Report of the Superintendent of Hampstead Heath.
Members considered an update report of the Superintendent regarding Highgate Wood and the following comments were made:
· The Superintendent was conscious of staff fatigue after a difficult year and thanked all staff for their ongoing support and hard work. Thanks was echoed by Members of the Committee.
· In relation to the Constabulary, Members were informed that there was a recognisable change in how open spaces were being used with more people gathering in them socially. Gatherings as large as 80-100 of mainly young adults were experienced at the Heath throughout the summer and Rangers applied the four E’s approach of Engage, Explain, Encourage, Enforce to manage groups. The Constabulary continue to engage with the MET who have provided ongoing support to enforce Government guidelines.
· The Superintendent updated Members on four planning applications:
o Ivy House monopole. The application has been refused on the basis that the monopole and equipment would, by reason of their size, siting and appearance, appear as prominent and visually obtrusive features within the street scene and reduce the effective width of the pavement and would therefore have significant adverse impact on the character and visual amenities of the surrounding area.
o Boncara, 35 Templewood. A planning representation had been made regarding the basement and its impact on a nearby veteran tree.
o Jack Straws Castle. A planning representation was submitted by the City Corporation regarding the impact of massing, traffic and parking.
o Lido Temporary Fence. Members were advised that Camden had requested additional information concerning the City Corporation’s application for a temporary fence for three months per year for the Lido.
o The Water House. The works have now completed.
o The Garden House. The City Corporation has responded to the application concerning drainage concerns.
o Jack Straws Castle. It was confirmed that Camden London Borough Council refused the application.
o Telecoms Mast (outside Ivy House). Officers await the decision to the original application.
· Officers confirmed that the tender of Golders Hill Park Accessible Car Park planned to take place during summer 2020 was impacted by Covid-19 and the tender would need to be re-run.
· The Director of Open Spaces provided an overview of the Open Spaces picture advising that Covid had significantly impacted all departments in terms of finances and loss of income with an overall City Corporation deficit of £20m for the current financial year. It was noted that Officers were working hard to reduce this figure, e.g. Hampstead Heath had an anticipated deficit of £500k at the beginning of the lockdown but the Team had opened up income streams and found efficiencies to provide an almost balanced balance.
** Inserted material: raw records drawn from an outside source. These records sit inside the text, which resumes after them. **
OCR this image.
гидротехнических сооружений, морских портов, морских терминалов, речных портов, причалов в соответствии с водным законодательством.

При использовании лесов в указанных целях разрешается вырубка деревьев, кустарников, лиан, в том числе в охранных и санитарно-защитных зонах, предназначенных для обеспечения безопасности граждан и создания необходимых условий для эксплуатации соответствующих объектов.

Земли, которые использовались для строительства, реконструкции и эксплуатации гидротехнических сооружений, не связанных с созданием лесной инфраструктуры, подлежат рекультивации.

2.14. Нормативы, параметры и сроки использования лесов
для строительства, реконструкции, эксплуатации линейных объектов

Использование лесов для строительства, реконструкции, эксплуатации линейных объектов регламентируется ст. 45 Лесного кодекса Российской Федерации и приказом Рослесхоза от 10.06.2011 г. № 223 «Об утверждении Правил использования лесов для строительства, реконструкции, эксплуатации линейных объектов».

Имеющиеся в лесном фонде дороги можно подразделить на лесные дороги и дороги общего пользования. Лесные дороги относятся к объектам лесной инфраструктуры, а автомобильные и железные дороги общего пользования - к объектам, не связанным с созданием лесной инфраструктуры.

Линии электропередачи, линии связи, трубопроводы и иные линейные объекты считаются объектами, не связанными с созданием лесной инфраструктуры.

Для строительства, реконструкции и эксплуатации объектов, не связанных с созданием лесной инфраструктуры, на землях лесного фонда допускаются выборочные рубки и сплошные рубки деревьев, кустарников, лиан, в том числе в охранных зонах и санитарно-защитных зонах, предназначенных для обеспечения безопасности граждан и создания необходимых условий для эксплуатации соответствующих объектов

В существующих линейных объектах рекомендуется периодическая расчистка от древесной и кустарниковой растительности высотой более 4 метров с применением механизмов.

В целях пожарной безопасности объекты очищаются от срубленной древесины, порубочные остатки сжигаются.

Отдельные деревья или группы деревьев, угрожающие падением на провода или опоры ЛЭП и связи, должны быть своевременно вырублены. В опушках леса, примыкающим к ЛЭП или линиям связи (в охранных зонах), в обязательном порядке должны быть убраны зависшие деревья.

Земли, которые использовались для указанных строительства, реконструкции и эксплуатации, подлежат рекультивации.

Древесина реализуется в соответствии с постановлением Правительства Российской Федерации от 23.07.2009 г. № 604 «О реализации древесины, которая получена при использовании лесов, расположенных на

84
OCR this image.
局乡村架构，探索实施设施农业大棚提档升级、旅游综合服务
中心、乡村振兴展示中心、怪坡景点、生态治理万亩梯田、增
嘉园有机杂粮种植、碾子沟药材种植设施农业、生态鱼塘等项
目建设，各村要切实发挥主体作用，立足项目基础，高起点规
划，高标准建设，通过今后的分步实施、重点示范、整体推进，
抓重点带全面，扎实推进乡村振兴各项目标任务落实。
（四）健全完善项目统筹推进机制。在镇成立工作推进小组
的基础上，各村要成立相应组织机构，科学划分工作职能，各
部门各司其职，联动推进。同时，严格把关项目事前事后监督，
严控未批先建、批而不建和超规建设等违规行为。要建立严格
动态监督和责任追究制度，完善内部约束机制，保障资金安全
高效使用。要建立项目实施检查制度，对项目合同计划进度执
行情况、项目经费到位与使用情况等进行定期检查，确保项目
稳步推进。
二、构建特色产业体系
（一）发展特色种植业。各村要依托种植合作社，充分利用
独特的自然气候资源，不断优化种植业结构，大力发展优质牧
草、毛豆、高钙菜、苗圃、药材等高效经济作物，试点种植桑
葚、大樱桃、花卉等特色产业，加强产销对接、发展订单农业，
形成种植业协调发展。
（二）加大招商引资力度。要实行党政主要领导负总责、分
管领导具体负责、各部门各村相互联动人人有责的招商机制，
· The Director stressed that despite the tireless work of Officers, all Open Spaces were vulnerable before the pandemic and would remain vulnerable pending a likely second wave and lockdown. The Department was working to be more efficient in 2021/22 with target efficiencies of 12%. Providing services at a high level remained a priority.
· The Superintendent added that this would be tackled through a series of projects and programmes in combination in including a new licensing policy, events and fundraising opportunities and catering offer including a kiosk. A fees and charges report setting everything out would come to the January meeting.
· In response to a query from a Member (London Council for Recreation and Sport) concerning whether spending would be deferred until next year, Officers confirmed the Capital Programme had been affected with a number of projects now on hold pending review. The Department was now grouping and prioritising all of its projects to make bids more successful.
· With regards to fundraising, a Member (Highgate Society) noted that the Heath was surrounded wealthy property owners and suggested approaching them for possible donations as the Heath greatly added value to them and the value of their homes.
· The Director noted that a lot of people did not understand that the Heath was a charity and a communications approach was being developed to push this idea. It was hoped that by making the process easier for people to make donations, this would increase particularly in light of the Heath’s affluent locals.
· A Member (London Council for Recreation and Sport) felt a more holistic view was needed to promote the charity and requested that the Committee receive a report on the charity as a whole. It was acknowledged that charities were really struggling and therefore the approach needed to be right. It was suggested that the Superintendent become Executive Leader. Members were reminded that a full City Corporation Charity Review was currently underway which included the Heath.
· Following an enquiry by a Member (Representative of Clubs using facilities on the Heath) regarding possible central Government Covid support, the Director confirmed that as the Heath as a charity was not a Local Authority function and was subsequently not entitled to Local Authority support. As an employer, the furlough scheme was available for staff unable to undertake their core role.
· A Member wished to understand the intensity of use at the Heath and Highgate Wood by Forest Schools, i.e. the number of schools, where visiting, the location, amount paid, etc. The Superintendent advised that a short-term approach was currently in place but a new process was being worked up in line with the dog walking licensing scheme providing a more specialised approach including ecologist input.
RESOLVED – That Members provide feedback.